Affogati nei fiumi, 39 i morti Si indaga su sicurezza e divieti

Un fascicolo di quelli che in genere si chiudono senza neanche aprirli: morte accidentale. D'altronde quello dei morti affogati è il macabro rito dell'estate lombarda. Quasi sempre stranieri, quasi tutti giovani: il tuffo nel Ticino o nell'Adda, nelle giornate su cui picchia il sole implacabile d'agosto. E poi i racconti tutti uguali: «All'improvviso è andato a fondo». Ma sabato scorso di turno in Procura c'era un sostituto procuratore napoletano, Maurizio Ascione, che a questa catena di morti non ha ancora fatto il callo, non la considera un evento inevitabile dell'estate come le zanzare o le code ai caselli. E ha aperto un'inchiesta per omicidio colposo sulla morte di Carole, la ragazzina ivoriana morta nel Ticino, tra Turbigo e Galliate, il pomeriggio del 4 agosto.

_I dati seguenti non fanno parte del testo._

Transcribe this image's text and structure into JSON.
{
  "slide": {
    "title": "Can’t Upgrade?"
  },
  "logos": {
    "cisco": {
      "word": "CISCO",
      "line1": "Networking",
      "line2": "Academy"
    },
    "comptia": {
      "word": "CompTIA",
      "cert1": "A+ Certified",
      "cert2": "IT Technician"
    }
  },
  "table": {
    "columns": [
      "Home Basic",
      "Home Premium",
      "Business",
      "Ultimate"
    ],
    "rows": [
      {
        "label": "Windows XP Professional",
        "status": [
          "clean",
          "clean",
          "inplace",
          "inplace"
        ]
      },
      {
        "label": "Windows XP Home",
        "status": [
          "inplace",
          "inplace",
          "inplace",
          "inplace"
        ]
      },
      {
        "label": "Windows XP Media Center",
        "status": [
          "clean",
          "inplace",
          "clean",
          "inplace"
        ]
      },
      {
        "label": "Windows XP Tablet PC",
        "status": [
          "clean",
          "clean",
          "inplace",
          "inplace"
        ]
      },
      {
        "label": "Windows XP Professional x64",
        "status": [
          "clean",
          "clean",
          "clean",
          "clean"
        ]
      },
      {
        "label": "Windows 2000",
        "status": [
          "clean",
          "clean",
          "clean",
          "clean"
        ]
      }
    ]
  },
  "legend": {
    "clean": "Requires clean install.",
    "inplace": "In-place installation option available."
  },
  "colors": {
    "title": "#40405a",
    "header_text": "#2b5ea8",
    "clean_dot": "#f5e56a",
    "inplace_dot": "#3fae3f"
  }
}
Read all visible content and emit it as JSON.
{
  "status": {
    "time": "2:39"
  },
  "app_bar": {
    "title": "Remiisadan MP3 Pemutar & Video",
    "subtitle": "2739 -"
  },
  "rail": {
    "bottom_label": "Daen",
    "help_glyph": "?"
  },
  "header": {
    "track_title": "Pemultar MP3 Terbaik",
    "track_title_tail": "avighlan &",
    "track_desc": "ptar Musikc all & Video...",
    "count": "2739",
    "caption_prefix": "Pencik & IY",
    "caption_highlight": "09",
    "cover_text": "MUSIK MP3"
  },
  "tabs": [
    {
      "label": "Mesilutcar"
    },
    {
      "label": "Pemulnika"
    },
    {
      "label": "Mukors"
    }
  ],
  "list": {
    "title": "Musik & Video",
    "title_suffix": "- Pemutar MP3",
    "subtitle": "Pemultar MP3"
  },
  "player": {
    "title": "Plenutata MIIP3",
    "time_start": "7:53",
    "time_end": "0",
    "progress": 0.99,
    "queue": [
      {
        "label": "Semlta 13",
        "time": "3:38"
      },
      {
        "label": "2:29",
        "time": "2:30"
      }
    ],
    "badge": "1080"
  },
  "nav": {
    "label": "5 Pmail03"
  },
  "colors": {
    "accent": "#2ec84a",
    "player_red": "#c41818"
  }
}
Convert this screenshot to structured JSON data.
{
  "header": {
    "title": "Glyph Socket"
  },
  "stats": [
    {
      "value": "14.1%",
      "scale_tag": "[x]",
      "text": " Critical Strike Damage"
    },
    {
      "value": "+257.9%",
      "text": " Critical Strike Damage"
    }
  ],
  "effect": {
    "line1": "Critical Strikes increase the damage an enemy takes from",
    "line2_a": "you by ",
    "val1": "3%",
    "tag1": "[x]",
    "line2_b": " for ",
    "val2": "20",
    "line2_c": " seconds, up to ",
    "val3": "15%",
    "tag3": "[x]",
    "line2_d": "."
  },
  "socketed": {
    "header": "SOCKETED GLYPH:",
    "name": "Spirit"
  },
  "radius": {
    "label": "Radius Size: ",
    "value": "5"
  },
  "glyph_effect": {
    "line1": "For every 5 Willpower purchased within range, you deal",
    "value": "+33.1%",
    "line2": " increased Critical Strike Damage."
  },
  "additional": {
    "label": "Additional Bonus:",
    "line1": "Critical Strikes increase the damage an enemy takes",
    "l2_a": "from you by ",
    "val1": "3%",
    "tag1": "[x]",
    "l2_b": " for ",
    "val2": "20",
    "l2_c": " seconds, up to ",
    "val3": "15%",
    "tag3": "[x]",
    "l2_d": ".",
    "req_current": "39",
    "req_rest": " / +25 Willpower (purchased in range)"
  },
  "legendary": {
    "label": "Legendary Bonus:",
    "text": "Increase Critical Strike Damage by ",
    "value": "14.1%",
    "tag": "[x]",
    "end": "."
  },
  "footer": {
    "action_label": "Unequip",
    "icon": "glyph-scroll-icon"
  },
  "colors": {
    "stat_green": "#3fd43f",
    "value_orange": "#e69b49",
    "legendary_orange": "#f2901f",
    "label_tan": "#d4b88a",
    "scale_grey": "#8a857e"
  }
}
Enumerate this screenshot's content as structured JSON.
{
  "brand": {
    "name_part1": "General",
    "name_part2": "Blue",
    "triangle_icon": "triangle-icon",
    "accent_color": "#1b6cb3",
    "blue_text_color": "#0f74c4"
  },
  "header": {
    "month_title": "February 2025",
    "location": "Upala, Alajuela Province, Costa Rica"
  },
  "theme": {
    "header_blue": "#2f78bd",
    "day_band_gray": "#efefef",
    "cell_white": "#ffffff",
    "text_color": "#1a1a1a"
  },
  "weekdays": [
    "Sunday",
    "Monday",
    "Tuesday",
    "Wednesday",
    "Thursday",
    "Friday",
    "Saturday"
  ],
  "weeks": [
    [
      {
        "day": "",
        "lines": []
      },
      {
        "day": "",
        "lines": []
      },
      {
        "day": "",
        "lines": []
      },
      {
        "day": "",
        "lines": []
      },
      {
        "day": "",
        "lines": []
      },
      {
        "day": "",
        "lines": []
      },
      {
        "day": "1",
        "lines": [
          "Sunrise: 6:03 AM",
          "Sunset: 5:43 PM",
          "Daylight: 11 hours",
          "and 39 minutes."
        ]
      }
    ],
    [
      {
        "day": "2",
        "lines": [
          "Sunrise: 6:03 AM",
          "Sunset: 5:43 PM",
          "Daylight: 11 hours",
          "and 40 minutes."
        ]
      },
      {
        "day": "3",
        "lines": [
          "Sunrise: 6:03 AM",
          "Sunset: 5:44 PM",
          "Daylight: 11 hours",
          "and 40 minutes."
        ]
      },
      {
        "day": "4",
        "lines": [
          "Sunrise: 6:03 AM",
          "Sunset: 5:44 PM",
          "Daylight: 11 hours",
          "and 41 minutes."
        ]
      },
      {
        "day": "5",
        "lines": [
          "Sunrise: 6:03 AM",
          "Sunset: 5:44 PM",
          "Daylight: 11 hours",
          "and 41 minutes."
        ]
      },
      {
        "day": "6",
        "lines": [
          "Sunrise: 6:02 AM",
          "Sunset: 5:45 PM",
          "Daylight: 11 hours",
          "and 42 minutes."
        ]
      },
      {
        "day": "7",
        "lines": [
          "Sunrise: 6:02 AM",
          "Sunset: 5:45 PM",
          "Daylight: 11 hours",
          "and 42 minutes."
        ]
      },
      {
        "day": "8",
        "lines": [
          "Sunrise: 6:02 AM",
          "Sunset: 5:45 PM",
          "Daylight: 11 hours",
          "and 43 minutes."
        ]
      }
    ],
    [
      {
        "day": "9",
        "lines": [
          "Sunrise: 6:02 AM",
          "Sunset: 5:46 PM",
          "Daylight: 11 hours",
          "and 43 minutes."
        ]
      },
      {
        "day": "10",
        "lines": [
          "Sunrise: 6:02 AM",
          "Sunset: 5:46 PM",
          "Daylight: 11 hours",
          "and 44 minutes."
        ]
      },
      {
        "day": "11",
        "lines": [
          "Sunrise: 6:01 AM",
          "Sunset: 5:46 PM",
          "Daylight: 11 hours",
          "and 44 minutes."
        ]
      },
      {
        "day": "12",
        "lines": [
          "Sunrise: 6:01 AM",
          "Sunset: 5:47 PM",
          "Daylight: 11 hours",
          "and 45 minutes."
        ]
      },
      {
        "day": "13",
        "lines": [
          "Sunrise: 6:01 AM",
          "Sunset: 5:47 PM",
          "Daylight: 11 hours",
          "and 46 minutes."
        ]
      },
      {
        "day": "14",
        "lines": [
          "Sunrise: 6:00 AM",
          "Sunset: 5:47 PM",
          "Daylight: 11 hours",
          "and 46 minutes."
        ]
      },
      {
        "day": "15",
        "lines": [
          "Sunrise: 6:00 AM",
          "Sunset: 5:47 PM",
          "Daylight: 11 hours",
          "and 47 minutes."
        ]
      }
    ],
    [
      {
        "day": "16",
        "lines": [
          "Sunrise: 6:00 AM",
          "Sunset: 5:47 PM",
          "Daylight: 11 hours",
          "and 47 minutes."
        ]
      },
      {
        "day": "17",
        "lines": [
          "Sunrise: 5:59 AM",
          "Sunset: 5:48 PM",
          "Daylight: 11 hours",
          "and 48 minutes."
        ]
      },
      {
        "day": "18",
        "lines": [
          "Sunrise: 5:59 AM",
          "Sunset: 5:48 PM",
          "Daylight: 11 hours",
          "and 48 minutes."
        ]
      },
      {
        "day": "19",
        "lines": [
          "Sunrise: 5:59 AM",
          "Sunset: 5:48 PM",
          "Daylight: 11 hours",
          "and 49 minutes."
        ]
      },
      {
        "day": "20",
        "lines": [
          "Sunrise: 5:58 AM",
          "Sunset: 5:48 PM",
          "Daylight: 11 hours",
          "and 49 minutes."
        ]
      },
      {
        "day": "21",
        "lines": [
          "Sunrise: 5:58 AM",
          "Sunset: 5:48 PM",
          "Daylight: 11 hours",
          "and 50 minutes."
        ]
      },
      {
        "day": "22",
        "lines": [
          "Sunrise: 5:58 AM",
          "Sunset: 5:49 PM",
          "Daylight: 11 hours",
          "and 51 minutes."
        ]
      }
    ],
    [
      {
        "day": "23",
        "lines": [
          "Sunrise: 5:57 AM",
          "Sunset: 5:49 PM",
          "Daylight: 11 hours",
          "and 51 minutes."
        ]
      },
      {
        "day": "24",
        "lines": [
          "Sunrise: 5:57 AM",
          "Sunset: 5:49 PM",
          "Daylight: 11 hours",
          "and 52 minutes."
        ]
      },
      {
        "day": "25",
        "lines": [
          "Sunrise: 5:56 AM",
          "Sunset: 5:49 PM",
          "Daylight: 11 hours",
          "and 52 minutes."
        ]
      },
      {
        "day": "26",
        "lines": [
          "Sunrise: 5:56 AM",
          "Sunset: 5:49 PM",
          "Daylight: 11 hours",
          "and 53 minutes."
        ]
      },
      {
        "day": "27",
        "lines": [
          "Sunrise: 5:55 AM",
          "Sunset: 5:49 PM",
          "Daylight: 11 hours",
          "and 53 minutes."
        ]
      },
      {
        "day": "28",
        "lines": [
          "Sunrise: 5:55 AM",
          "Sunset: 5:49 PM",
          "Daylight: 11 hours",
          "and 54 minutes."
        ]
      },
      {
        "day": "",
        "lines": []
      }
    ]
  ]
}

Neanche il tempo per Ascione di aprire il suo fascicolo, e martedì il Ticino inghiotte un altro ragazzo, stavolta un cinese, Zhong: nello stesso identico punto dove è morta la ragazzina. La grigliata sul greto, i giochi, il tuffo, la morte. Perché muoiono solo gli stranieri? Perché sono la maggioranza, «il settanta, l'ottanta per certo - calcolano i vigili di Turbigo - di chi fa il bagno sul fiume». Ma anche perché sanno nuotare male, o non sanno nuotare affatto. E perché non conoscono le insidie del fiume, che per chi è nato da queste parti sono famigerate.
Già, le insidie del fiume. Ma quali sono, poi, esattamente le trappole del Ticino? C'è la temperatura, che scende di colpo: a riva, dove ristagna, l'acqua è tiepida, ma poco più in là la corrente è gelida, a sedici, diciassette gradi; ci sono le buche improvvise; ci sono i molinelli creati dai piloni. In questi giorni il Ticino è al Dmv, il deflusso minimo vitale: significa che gli si lascia giusto l'acqua necessaria a far vivere i pesci, il resto è deviato nei campi assetati. Ma si riesce a morire lo stesso.
Non c'è una statistica dei morti in Ticino. Dall'inizio dell'anno, i sommozzatori dei vigili del fuoco di Milano hanno ripescato dai fiumi e dai laghi lombardi trentanove affogati. D'inverno annegano solo subacquei e suicidi. D'estate annega chi non può andare in vacanza. Si annega sul Garda, sul Brembo, sull'Adda. Ma il fiume maledetto è il Ticino. Non c'è tragedia che possa servire da lezione. Nel 2002 un operaio di Milano morì da eroe, per salvare tre bagnanti che erano stati travolti dal fiume. Ne parlarono i giornali, il cardinale celebrò i funerali in diretta tv. Non servì a niente. Due giorni dopo la gente era di nuovo lì, a fare il bagno, e dal fiume riaffiorò un nuovo corpo.
Ora l'inchiesta di Ascione cambia la prospettiva. Non è solo il caso o l'imperizia a spiegare queste morti. Se la catena delle tragedie è costante, si deve fare qualcosa per impedirla. Il pm ha ordinato l'autopsia della ragazzina africana per avere la certezza delle cause della morte. Ma nel frattempo sta appurando a chi appartengano le sponde del fiume, e a chi spetti il controllo su di esse. Se fare il bagno nel fiume è pericoloso bisogna proibirlo, questa è la linea della Procura: e il divieto deve essere fatto rispettare effettivamente, non semplicemente affidato a qualche cartello. Al consorzio Parco del Ticino dicono che al consorzio spetta solo raccogliere i dati dalle Asl, per sapere se il fiume è inquinato, e che eventuali divieti per motivi di salute o di sicurezza spettano ai comuni che si affacciano sul Ticino.

A Turbigo, il comune più colpito, fanno sapere che in effetti il divieto di fare il bagno c'è, che in passato erano stati messi dei cartelli, ma che sono stati tolti non si sa da chi; e che comunque verranno ripristinati: in più lingue, dal cinese all'arabo allo spagnolo, gli idiomi di questo melting pot che d'estate si raduna sul greto trasformato in lido: e che anche ieri era lì, ignaro o incurante delle due tragedie dei giorni scorsi.
Per ora l'inchiesta di Ascione è a carico di ignoti: ma non è detto che resti tale a lungo.